Students and educators from five Iowa high schools recently spent a week in Kosovo, collaborating with local schools and government officials as part of a new innovative partnership to improve agricultural education both in Iowa and abroad.
The group, including Waukee APEX student Renee Piekema, and agriculture teacher Cindy Snell, traveled to Kosovo September 23-30, 2018. This partnership was first envisioned by former Iowa Secretary of Agriculture Bill Northey and Kosovo’s former Minister of Agriculture, Memli Krasniqi. It was organized by the Global Agriculture Learning Center at Hawkeye Community College, Iowa Sister States, the Iowa Farm Bureau, the Iowa FFA Association, the Iowa FFA Foundation, Waukee FFA, Waukee APEX and the Consulate of the Republic of Kosovo in Des Moines.
“This program was an amazing opportunity to build global understanding both in Iowa and Kosovo,” said Cindy Snell, agriculture teacher at Waukee Community School District. “Our lives will not be the same after an experience like this.”
While in Kosovo, the group met with representatives from the ministries of agriculture; education; and youth, culture, and sport. They also toured local farms and agricultural businesses with representatives from the U.S. Agency for International Development (USAID), including a dairy, an orchard, and a greenhouse.
This war-stricken area only gained its independence from Serbia a decade ago and is now seeking solid footing to stand on its own, but this is not without its challenges. The unemployment rate for Kosovo’s population is 60 percent. The country is small, roughly the size of Delaware, and only 27 percent of that land is suitable for growing crops. The land that is productive does not look like the cropland here in Iowa (vast fields and fertile soil). Instead, Kosovo is home to small plots and only 15 percent of their soil used to grow a variety of foods like potatoes, berries, peppers, apples, melons and vine grapes, is considered “high quality.”

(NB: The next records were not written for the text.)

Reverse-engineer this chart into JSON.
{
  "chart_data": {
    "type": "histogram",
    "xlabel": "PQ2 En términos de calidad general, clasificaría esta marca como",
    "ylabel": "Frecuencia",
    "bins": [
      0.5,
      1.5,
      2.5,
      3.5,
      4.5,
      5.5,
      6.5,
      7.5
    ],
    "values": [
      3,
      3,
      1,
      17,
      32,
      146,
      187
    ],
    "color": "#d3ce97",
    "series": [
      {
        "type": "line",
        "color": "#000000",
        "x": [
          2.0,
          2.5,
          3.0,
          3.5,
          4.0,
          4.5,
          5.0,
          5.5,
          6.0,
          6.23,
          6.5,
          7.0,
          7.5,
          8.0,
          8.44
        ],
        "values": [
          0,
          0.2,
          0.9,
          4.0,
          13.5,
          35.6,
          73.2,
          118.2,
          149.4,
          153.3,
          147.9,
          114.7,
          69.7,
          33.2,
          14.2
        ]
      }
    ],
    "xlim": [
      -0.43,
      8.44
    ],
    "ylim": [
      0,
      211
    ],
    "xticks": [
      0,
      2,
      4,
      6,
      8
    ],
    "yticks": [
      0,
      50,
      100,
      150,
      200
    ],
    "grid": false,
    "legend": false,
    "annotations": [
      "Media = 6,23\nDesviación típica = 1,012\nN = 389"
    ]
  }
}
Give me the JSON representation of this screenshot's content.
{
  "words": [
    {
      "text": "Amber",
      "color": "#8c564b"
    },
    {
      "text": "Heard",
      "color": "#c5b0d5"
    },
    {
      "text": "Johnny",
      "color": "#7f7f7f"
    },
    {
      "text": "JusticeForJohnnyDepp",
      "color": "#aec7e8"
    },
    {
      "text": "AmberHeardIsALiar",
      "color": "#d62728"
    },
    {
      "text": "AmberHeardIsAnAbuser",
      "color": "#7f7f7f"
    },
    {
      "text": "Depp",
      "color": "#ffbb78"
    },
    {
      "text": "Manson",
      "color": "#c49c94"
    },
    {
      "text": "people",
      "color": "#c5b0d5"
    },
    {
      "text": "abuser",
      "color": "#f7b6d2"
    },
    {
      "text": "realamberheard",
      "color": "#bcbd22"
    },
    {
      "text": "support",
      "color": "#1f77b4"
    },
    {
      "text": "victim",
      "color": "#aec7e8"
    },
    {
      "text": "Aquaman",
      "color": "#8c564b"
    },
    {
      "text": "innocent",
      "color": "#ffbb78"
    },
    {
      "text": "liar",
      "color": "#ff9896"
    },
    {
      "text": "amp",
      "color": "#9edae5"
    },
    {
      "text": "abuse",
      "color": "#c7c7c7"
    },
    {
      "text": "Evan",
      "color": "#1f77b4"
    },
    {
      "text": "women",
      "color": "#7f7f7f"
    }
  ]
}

One in five jobs in Iowa is tied to agriculture, and our state is also the second largest exporter of ag goods in the U.S. But in Kosovo, they’re mainly trying to feed their own, and less than five percent of their jobs are attributed to ag.
The collaboration will continue with regular conversations between students and educators in Iowa and Kosovo, leading up to a stateside visit from the Kosovar delegation in April 2019.